Terpisah, Direktur Kerjasama dan Pengembangan HKI, Mohammad Adri mengatakan, hingga kini manfaat keberadaan konsultan HKI sudah banyak dirasakan oleh masyarakat. Apalagi, lanjut Adri, pemerintah selalu mendukung kegiatan-kegiatan yang diadakan AKHKI di seluruh Indonesia. “Misalnya saja, ketika AKHKI menyelenggarakan seminar sosialisasi, Dirjen HKI menjadi pembicaranya,” ujarnya.
Menurutnya, keberadaan konsultan sangat membantu Ditjen HKI dalam mensosialisasikan HKI di Indonesia. Karena dalam Undang-Undang juga disebutkan bahwa, ketika orang asing ingin mendaftarkan HKI, mereka harus melalui konsultan HKI. Dengan kata lain, konsultan HKI menjadi jembatan antara Dirjen HKI dengan pendaftar.

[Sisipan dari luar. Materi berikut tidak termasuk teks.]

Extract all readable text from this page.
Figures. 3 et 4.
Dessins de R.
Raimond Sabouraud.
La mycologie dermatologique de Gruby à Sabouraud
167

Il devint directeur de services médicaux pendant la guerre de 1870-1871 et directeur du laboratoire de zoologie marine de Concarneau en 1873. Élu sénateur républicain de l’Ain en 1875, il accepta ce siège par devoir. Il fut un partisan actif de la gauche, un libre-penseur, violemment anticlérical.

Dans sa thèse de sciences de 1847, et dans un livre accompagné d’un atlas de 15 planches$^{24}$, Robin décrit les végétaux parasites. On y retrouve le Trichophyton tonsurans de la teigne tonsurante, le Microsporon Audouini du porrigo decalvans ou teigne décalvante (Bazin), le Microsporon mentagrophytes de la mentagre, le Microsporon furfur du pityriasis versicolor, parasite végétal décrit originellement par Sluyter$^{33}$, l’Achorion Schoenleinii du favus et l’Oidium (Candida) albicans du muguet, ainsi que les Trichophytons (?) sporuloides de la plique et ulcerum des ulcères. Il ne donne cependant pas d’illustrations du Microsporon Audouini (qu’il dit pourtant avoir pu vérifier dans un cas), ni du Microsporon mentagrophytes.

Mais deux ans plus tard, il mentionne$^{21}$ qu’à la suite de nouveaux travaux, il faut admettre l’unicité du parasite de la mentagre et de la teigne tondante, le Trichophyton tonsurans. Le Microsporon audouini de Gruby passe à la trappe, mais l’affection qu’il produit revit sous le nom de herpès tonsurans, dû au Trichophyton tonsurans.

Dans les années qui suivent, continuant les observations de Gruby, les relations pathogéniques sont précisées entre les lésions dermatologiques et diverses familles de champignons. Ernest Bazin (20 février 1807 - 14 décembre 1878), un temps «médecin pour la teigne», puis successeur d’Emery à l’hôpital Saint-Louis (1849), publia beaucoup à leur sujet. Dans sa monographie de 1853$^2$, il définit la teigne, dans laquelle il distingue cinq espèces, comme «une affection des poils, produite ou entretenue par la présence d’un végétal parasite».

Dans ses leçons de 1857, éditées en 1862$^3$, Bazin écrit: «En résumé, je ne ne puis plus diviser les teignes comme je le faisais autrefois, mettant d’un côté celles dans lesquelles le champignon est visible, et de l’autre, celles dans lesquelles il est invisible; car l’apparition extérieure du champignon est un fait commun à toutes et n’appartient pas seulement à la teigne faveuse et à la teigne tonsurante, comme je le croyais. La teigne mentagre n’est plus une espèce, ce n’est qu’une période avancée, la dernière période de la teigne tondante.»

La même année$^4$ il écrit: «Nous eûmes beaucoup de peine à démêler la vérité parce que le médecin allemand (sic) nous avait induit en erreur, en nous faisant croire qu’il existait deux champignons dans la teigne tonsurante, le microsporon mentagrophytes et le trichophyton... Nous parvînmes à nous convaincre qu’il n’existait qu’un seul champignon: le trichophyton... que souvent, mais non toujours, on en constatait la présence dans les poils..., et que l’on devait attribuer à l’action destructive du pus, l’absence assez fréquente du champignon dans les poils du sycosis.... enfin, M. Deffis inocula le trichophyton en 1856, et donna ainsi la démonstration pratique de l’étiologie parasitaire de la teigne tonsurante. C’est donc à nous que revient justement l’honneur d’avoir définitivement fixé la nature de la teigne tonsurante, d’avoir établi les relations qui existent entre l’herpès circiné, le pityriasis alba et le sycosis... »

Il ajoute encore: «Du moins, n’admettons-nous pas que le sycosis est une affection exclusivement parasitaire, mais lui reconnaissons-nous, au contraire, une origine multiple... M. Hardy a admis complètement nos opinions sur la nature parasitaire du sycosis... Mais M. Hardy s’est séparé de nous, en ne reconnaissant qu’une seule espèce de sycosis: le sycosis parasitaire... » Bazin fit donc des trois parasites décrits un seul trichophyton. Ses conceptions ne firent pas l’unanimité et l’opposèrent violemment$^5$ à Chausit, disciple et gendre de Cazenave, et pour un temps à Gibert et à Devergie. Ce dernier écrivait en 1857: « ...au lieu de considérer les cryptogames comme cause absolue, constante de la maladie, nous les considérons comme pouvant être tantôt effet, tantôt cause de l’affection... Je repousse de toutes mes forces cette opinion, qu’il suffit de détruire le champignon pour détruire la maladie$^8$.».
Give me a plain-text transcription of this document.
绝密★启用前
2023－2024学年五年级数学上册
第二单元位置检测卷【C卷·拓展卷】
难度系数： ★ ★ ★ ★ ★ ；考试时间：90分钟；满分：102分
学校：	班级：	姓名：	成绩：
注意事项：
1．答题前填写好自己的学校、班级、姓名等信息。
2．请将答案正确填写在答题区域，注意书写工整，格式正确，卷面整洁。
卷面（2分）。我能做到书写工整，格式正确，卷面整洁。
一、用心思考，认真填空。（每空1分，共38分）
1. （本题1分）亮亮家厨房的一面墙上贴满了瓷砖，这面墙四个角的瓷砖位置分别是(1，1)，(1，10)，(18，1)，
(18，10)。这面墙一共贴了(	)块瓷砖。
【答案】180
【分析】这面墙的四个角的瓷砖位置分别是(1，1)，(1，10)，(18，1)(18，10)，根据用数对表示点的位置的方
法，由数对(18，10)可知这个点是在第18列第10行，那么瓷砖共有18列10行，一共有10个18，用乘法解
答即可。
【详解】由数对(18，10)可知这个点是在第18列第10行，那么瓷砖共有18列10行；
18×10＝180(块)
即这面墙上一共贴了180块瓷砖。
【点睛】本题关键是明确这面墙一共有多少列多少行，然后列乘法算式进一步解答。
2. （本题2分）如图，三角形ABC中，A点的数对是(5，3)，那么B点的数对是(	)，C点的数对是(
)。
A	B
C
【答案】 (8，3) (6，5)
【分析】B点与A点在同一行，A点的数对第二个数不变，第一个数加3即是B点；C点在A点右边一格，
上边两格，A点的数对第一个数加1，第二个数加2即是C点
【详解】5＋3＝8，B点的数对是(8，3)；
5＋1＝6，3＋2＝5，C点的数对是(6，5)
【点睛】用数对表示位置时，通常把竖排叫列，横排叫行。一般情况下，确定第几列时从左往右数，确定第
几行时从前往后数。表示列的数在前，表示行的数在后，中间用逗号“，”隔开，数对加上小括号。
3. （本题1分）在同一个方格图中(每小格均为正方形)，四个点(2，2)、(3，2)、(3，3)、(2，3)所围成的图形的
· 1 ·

Lebih jauh, keberadaan konsultan HKI juga tidak hanya membantu dalam pendaftaran. Secara moral, konsultan HKI memilliki tugas mensosialisasikan kepada masyarakat mengenai HKI itu sendiri. “Sehingga, bisa ikut men-driving ekonomi melalui kesadaran masyarakat akan HKI,” pungkasnya.